25 February 2014, News Wires – Brent futures eased on Tuesday as US crude stockpiles rose for a second straight week, but held above $110 per barrel on concerns over supply from prolonged outages in Libya and other exporters.
An easing of the severe chill over the US and Europe is likely to cut demand for heating fuels, removing a key support that has propped up oil benchmarks during a period of typically low demand, Reuters reported.
Investors are now eyeing appetite for gasoline ahead of the start of the US summer driving season.
Brent crude fell $0.17 to $110.47 per barrel by Tuesday morning, after settling at its highest for the year in the previous session, according to Reuters.
US oil declined $0.35 to $102.47, after ending $0.62 higher, the news wire said.
“After heating oil, the market will now look at gasoline demand and how that will help support oil prices,” Astmax Investment commodity fund manager Tetsu Emori told Reuters.
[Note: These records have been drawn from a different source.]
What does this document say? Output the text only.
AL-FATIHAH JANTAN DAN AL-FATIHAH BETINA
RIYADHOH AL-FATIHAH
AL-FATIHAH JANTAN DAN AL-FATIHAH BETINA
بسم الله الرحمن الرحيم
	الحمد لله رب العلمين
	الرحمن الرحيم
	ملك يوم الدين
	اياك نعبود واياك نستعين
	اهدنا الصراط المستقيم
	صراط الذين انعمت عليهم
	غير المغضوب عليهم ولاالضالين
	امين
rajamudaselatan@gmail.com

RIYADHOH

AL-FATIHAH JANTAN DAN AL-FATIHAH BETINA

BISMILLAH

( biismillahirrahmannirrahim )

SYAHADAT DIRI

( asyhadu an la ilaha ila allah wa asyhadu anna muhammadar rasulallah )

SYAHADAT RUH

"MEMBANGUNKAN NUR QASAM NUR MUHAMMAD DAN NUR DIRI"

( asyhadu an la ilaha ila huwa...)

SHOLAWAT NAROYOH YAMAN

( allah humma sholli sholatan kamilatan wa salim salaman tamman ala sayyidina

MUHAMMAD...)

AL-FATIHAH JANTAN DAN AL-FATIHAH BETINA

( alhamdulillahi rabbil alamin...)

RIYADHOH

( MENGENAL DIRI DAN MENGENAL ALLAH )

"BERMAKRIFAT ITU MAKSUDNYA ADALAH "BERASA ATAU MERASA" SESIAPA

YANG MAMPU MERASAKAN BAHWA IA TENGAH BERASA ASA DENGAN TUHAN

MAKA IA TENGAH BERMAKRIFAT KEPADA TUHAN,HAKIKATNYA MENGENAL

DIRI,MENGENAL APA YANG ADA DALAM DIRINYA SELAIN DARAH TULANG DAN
“There will be some refineries shutting down for maintenance, but it is hard to predict the direction of oil at this point.”
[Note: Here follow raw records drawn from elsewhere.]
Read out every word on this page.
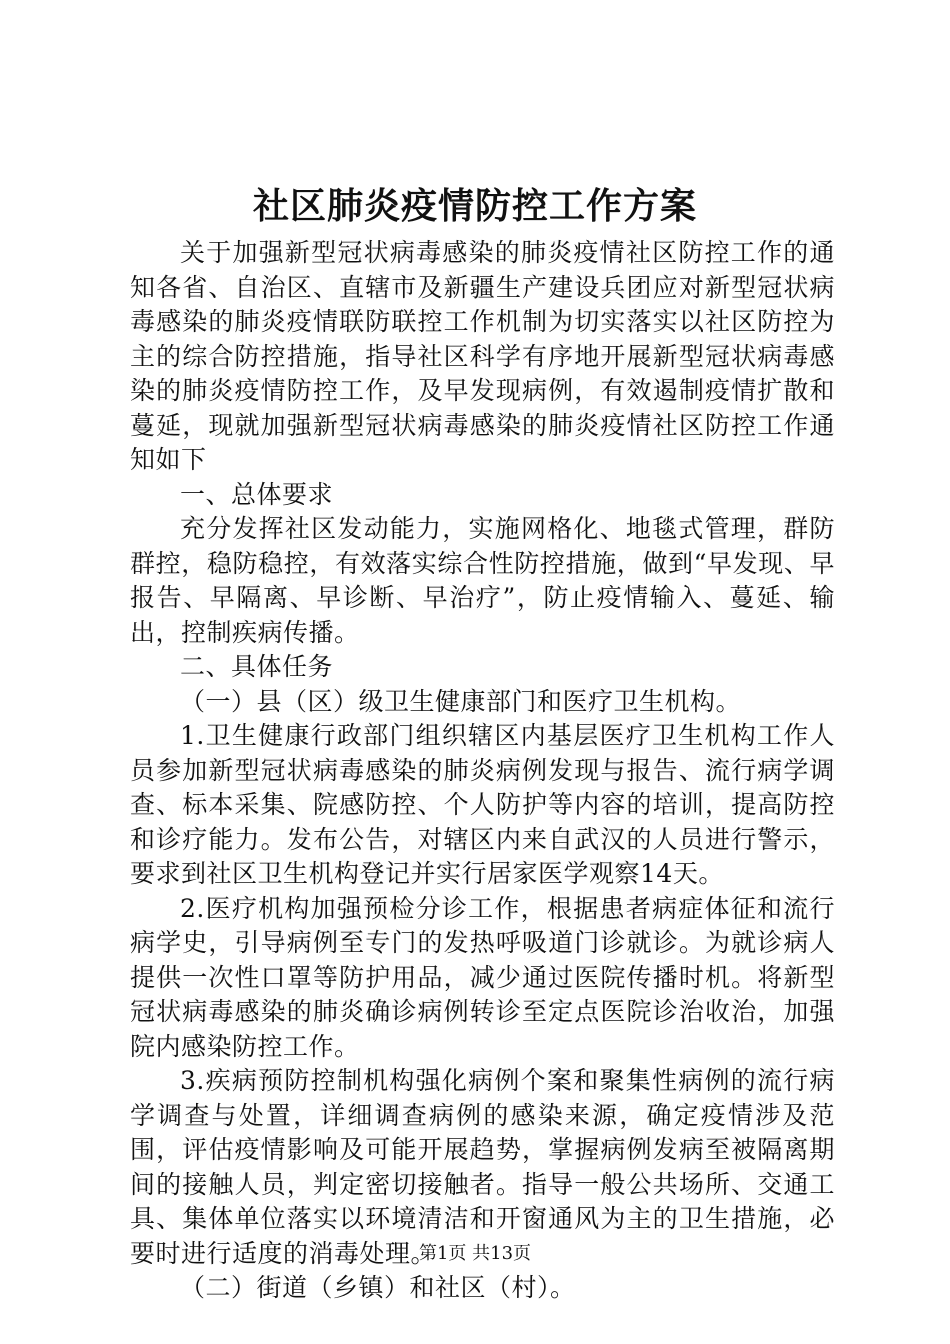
社区肺炎疫情防控工作方案

关于加强新型冠状病毒感染的肺炎疫情社区防控工作的通知各省、自治区、直辖市及新疆生产建设兵团应对新型冠状病毒感染的肺炎疫情联防联控工作机制为切实落实以社区防控为主的综合防控措施，指导社区科学有序地开展新型冠状病毒感染的肺炎疫情防控工作，及早发现病例，有效遏制疫情扩散和蔓延，现就加强新型冠状病毒感染的肺炎疫情社区防控工作通知如下

一、总体要求

充分发挥社区发动能力，实施网格化、地毯式管理，群防群控，稳防稳控，有效落实综合性防控措施，做到“早发现、早报告、早隔离、早诊断、早治疗”，防止疫情输入、蔓延、输出，控制疾病传播。

二、具体任务

（一）县（区）级卫生健康部门和医疗卫生机构。

1.卫生健康行政部门组织辖区内基层医疗卫生机构工作人员参加新型冠状病毒感染的肺炎病例发现与报告、流行病学调查、标本采集、院感防控、个人防护等内容的培训，提高防控和诊疗能力。发布公告，对辖区内来自武汉的人员进行警示，要求到社区卫生机构登记并实行居家医学观察14天。

2.医疗机构加强预检分诊工作，根据患者病症体征和流行病学史，引导病例至专门的发热呼吸道门诊就诊。为就诊病人提供一次性口罩等防护用品，减少通过医院传播时机。将新型冠状病毒感染的肺炎确诊病例转诊至定点医院诊治收治，加强院内感染防控工作。

3.疾病预防控制机构强化病例个案和聚集性病例的流行病学调查与处置，详细调查病例的感染来源，确定疫情涉及范围，评估疫情影响及可能开展趋势，掌握病例发病至被隔离期间的接触人员，判定密切接触者。指导一般公共场所、交通工具、集体单位落实以环境清洁和开窗通风为主的卫生措施，必要时进行适度的消毒处理。

（二）街道（乡镇）和社区（村）。

第1页 共13页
Emori predicted strong support for Brent at $105 per barrel and resistance at $115. The US benchmark faces strong support at $100 but could slip to $98, if it breaks past that floor.
As the market refocuses attention to gasoline, worries of further supply disruption following continued unrest in Libya, South Sudan, Nigeria and sanctions on Iran will keep oil prices supported, Emori reportedly said.
“Oil will probably now be driven by fundamentals of the oil market itself,” he said. “People are looking at the demand/supply balance in the US and other countries.”
US commercial crude stocks were expected to have risen 1.4 million barrels on average for the week to 21 February, a preliminary Reuters poll taken ahead of weekly inventory reports from industry groups showed.
That would mark an increase for a second straight week as crude oil stocks rose about 1 million barrels to 362 million barrels in the week to 14 February, while crude imports fell 508,000 barrels per day to 7.36 million barrels per day, Energy Informatin Agency data had showed.
Stocks of distillates, which include heating oil and diesel fuel, were forecast to have fallen 1.5 million barrels on average last week, in the latest survey. Gasoline stocks were also seen down 1.5 million.